In particular, we don’t get satisfied in the same way when we drink our calories. This makes it easy to overdo it.
Unsweetened cranberry juice shouldn’t be too much of an issue here, as the drink is very tart, so you won’t be drinking too much at a time. Sweetened juices, on the other hand, are something to be careful with. Try choosing your portion size ahead of time and sticking to it.
Also remember that most of your hydration should come from water, not fruit juice.
Is White Cranberry Juice Good For You?
White cranberries aren’t a different type of cranberry. Instead, they’re regular cranberries that have been harvested a few weeks earlier than normal.
While most types of fruit get sweeter as they mature, cranberries follow a different pattern. They get tarter instead, meaning that white cranberries end up being sweeter than red ones. Similarly, white cranberry juice is naturally sweeter than red cranberry juice.
Because white cranberries are the same fruit as red cranberries, they should have similar benefits. Indeed, there’s already evidence that both types are equally effective for fighting urinary tract infections.
However, white cranberries don’t contain the anthocyanin pigment molecules that you find in red cranberries. These anthocyanins are potent antioxidants, suggesting that white cranberries might have less antioxidant power than red ones.
Still, white cranberries do contain precursors to those pigment molecules. Those precursors may have some of the same effects in our bodies. More research is needed before we know whether this is the case or not.

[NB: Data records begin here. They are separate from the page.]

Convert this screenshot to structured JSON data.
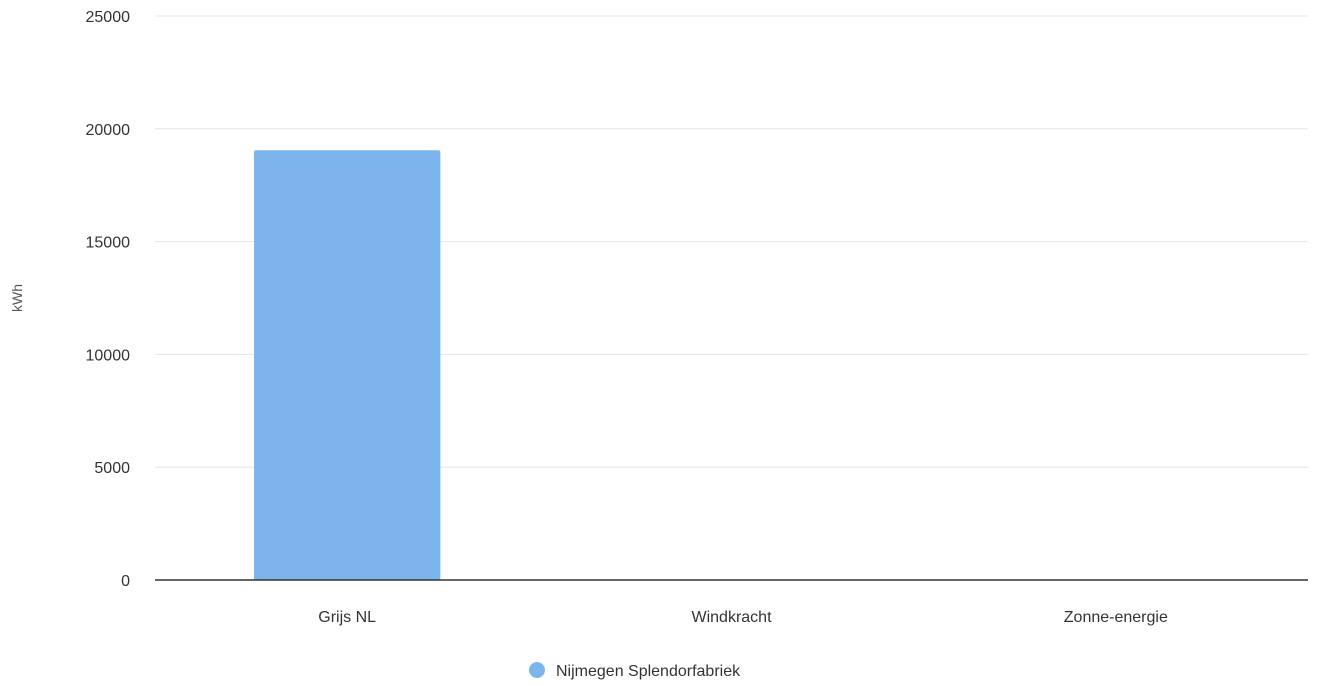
{
  "chart_data": {
    "type": "bar",
    "title": "",
    "xlabel": "",
    "ylabel": "kWh",
    "categories": [
      "Grijs NL",
      "Windkracht",
      "Zonne-energie"
    ],
    "series": [
      {
        "name": "Nijmegen Splendorfabriek",
        "values": [
          19050,
          0,
          0
        ],
        "color": "#7cb5ec"
      }
    ],
    "ylim": [
      0,
      25000
    ],
    "yticks": [
      0,
      5000,
      10000,
      15000,
      20000,
      25000
    ],
    "grid": true,
    "legend_position": "bottom-center"
  }
}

These patterns suggest that white cranberry juice isn’t quite as powerful as red cranberry juice, but the effects might be close. The extra sweetness of white cranberries helps to tip the scales, as companies don’t need to focus on added sugar to give you a delicious drink.
Should You Try Diet Cranberry Juice?
Diet cranberry juice sounds like a contradiction in terms, given that fruit naturally contains sugar. Yet, it’s a real product. Some brands, like Ocean Spray, even manage to keep the sugar content down to 1 gram of sugar per 8 fl. oz.
Keeping the sugar this low comes at a price though, as the juice (if we can even call it that) is heavily processed. For example, their Diet Cranberry Juice with Lime uses pectin, sucralose, red 40, and acesulfame potassium as ingredients.
The sucralose and acesulfame potassium are particularly concerning, as they’re both artificial sweeteners. As you probably know, there’s plenty of debate about whether artificial sweeteners are healthy or not.
They are officially considered safe, when consumed in limited quantities. Even so, there’s still the risk that the sweeteners can cause harm. They don’t offer any health benefits either, aside from helping you to avoid sugar.
Because of the controversy, many people choose to avoid artificial sweeteners as much as possible.
Plus, water is the first ingredient on the list for this product, rather than cranberry juice. This gives you a fairly dilute product. The red 40 coloring is the only reason that the juice still has the same red color that you find with real cranberry juice.
In the end, diet cranberry juice is typically just diluted cranberry juice with artificial or natural sweeteners to stop it from being too tart. The cranberry content will often be low, so the juice won’t offer most of the benefits that we’ve talked about in this list.
Why even bother with it?
Cranberry juice has some benefits and some risks. Thankfully though, it’s safe for most people, as long as you’re careful with your quantities and the products you choose.
The most important thing is to watch the sugar content. Pick unsweetened cranberry juice, whenever possible. Don’t worry if this is too tart, as you can always sweeten it with a little apple juice yourself. At least this way, you get to control the amount of sugar used.
And, like any food or drink, be careful about seeing cranberry juice as this amazing health tonic. You might see some benefits from the juice or from pomegranate juice, but there aren’t any guarantees (especially if you get plenty of antioxidants elsewhere).